The 72-tonne Jagdtiger was the heaviest armored fighting vehicle used operationally by any nation in WWII and the heaviest combat vehicle of any type to be produced during the conflict. It was armed with a 12.8 cm Pak 44 L/55 main gun which could out-range and defeat any AFV fielded by the Allied forces.
It saw brief service in small numbers from late 1944 until the end of the war on both the Western and Eastern Front. Although 150 were ordered, only around 80 were produced. Due to an excessive weight and an underpowered drivetrain system, the Jagdtiger was plagued with mobility and mechanical problems.

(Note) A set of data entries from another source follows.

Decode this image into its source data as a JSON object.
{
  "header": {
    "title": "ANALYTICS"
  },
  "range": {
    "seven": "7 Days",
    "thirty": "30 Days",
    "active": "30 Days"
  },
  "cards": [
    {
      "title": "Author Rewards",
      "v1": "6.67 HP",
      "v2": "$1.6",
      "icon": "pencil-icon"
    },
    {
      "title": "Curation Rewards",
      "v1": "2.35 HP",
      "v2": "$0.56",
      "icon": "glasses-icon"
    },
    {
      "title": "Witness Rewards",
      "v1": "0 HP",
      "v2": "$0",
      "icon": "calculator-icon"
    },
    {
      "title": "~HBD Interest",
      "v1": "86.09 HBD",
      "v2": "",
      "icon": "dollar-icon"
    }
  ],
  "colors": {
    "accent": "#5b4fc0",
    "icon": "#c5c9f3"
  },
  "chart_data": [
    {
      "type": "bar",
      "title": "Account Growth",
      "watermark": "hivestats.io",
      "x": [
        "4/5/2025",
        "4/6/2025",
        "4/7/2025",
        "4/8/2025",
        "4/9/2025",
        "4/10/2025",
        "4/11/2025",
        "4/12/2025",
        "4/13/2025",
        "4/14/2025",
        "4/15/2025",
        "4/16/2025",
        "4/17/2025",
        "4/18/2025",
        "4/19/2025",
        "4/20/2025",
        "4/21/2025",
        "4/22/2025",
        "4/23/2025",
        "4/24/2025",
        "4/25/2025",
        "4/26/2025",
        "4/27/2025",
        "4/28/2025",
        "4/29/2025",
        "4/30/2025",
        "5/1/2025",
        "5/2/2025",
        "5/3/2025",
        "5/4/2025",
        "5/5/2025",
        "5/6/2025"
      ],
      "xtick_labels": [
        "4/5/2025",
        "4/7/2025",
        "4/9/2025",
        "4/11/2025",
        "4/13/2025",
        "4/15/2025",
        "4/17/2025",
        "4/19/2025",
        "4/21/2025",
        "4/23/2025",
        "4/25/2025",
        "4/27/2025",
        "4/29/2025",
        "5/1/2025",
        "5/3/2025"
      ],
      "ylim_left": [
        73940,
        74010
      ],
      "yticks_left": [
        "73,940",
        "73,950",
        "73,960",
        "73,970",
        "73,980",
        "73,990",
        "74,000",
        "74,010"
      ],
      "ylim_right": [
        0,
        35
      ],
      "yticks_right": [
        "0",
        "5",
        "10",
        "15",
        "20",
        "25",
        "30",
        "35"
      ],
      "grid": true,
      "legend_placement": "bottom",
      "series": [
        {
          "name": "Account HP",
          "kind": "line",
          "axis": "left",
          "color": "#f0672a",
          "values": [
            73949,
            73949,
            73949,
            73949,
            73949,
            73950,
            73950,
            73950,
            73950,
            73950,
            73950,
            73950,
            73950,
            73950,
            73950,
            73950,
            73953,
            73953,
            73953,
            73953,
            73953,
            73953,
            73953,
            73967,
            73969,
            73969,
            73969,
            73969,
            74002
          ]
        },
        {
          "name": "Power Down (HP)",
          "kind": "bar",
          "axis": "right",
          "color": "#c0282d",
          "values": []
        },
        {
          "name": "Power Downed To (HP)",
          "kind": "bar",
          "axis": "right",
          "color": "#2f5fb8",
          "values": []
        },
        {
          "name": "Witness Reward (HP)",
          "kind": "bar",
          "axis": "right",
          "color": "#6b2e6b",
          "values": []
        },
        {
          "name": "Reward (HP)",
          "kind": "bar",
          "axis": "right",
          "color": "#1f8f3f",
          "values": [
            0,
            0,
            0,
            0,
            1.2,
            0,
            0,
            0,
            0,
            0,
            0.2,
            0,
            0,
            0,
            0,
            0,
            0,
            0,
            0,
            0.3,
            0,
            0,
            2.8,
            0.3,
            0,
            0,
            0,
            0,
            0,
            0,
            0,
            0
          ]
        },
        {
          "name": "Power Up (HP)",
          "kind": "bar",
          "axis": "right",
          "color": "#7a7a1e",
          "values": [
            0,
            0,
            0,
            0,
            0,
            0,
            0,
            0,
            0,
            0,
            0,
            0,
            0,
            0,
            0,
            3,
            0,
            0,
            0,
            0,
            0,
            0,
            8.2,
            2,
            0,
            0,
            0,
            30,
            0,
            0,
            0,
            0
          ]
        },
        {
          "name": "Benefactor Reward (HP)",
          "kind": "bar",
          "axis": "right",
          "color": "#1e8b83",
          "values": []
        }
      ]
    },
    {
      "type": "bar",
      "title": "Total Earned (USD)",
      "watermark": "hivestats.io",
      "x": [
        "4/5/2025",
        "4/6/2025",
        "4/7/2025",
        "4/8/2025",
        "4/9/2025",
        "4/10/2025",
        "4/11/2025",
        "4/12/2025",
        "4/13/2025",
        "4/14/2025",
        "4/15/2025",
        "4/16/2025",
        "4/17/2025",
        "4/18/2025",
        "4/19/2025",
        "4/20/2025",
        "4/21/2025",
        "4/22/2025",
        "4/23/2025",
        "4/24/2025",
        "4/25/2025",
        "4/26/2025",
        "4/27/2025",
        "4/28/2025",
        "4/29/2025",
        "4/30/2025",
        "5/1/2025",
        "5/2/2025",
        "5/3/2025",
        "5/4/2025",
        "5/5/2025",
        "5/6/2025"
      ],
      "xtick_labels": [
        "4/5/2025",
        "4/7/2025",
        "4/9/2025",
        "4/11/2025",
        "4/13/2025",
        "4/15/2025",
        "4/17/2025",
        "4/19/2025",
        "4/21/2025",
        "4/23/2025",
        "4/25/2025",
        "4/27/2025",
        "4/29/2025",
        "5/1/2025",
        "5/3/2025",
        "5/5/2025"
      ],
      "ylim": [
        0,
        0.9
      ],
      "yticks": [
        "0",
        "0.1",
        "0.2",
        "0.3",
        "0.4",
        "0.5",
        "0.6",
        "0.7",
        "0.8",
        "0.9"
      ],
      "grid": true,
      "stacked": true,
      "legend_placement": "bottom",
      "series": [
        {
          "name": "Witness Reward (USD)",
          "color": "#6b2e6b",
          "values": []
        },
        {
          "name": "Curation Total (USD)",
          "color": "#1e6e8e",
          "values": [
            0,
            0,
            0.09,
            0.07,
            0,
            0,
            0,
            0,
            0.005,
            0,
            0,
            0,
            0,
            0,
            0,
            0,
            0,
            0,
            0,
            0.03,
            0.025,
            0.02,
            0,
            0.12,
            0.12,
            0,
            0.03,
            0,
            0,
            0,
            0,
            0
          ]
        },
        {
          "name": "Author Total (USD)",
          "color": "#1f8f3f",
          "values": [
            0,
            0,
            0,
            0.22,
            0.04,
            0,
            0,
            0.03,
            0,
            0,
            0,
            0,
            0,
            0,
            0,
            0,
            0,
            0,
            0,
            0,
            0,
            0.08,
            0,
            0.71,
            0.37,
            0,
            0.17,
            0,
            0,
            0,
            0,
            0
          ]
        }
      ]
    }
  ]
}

The Tank Museum’s Jagdtiger was abandoned and captured by the Americans in Paderborn in April 1945. Although it had been captured by the Americans, after the war Paderborn became part of the British Zone of Occupation. Both the Jagdtiger and the Pre-production King Tiger now in the Tank Museum were seen at Haustenbeck by British Ministry of Supply Researchers on the 25th August 1945.
After being tested at Sennelager it was sent to the School of Tank Technology at Chertsey in the UK before arriving at the Tank Museum in 1952. It is missing its rear engine plate cover, its third suspension unit and two road wheels on its left hand side but still retains its original Zimmerit anti-magnetic mine paste.